Carbon nanotubes act as a photon antenna that serves as an effective “molecular heater” around the near-infrared (NIR) region. This exothermic generation can be used as a possible heating source for hyperthermia therapy. The current study reports the dispersible and exothermic properties with NIR irradiation for single-walled carbon nanotubes (SWNTs) treated with a strong acid (acid-treated SWNTs), and the SWNTs further functionalized with double-stranded DNA (DNA-functionalized SWNTs: DNA-SWNTs). DNA-SWNTs significantly improved the dispersibility of SWNTs when compared with the acid-treated SWNTs. The binding ratio of the acid-treated SWNT and DNA was calculated to be 3.1 (DNA/SWNTs) from the phosphorous content in the DNA-SWNT. This interaction of the SWNTs and DNA would contribute to the stable dispersion of the DNA-SWNTs in a culture medium.
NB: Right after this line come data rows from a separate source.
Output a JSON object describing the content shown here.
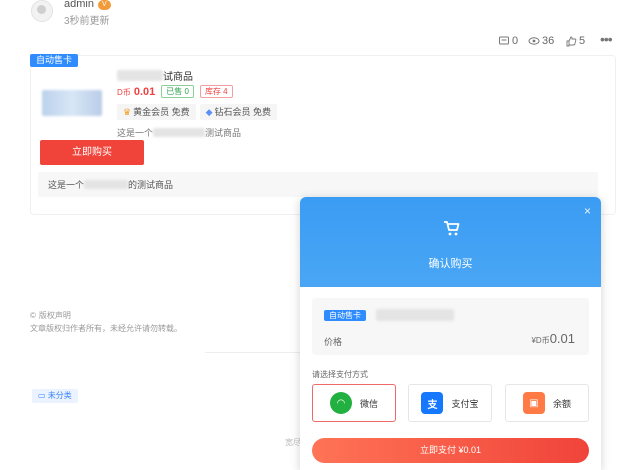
{
  "post": {
    "username": "admin",
    "user_badge": "V",
    "updated": "3秒前更新",
    "comments": "0",
    "views": "36",
    "likes": "5"
  },
  "product": {
    "auto_tag": "自动售卡",
    "title_suffix": "试商品",
    "price_prefix": "D币",
    "price": "0.01",
    "sold": "已售 0",
    "stock": "库存 4",
    "gold_member": "黄金会员 免费",
    "diamond_member": "钻石会员 免费",
    "desc_prefix": "这是一个",
    "desc_suffix": "测试商品",
    "buy_label": "立即购买",
    "desc_box_prefix": "这是一个",
    "desc_box_suffix": "的测试商品"
  },
  "footer": {
    "copyright_title": "版权声明",
    "copyright_text": "文章版权归作者所有，未经允许请勿转载。",
    "category": "未分类",
    "faint_text": "宽尽"
  },
  "modal": {
    "title": "确认购买",
    "close": "×",
    "tag": "自动售卡",
    "price_label": "价格",
    "price_prefix": "¥D币",
    "price": "0.01",
    "pay_method_label": "请选择支付方式",
    "pay_options": [
      {
        "label": "微信",
        "icon": "wechat-icon",
        "color": "#22b140",
        "selected": true
      },
      {
        "label": "支付宝",
        "icon": "alipay-icon",
        "color": "#1677ff",
        "selected": false
      },
      {
        "label": "余额",
        "icon": "wallet-icon",
        "color": "#ff7a45",
        "selected": false
      }
    ],
    "confirm_label": "立即支付  ¥0.01"
  },
  "colors": {
    "accent_blue": "#2f8cff",
    "buy_red": "#f0443a",
    "modal_header": "#3a9cf3"
  }
}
With NIR irradiation by a halogen lamp light source, the acid-treated SWNTs and the DNA-SWNTs showed strong heat evolution in vitro (in a culture medium) and in vivo (in the subcutaneous tissue of a mouse) condition without any invasive effect on the non-SWNT area. The results of this study suggested that the functionalization with DNA was an efficient approach to improve the dispersibility of SWNTs in body fluids, and the DNA-SWNT would be a promising source for photo-induced exothermic generation.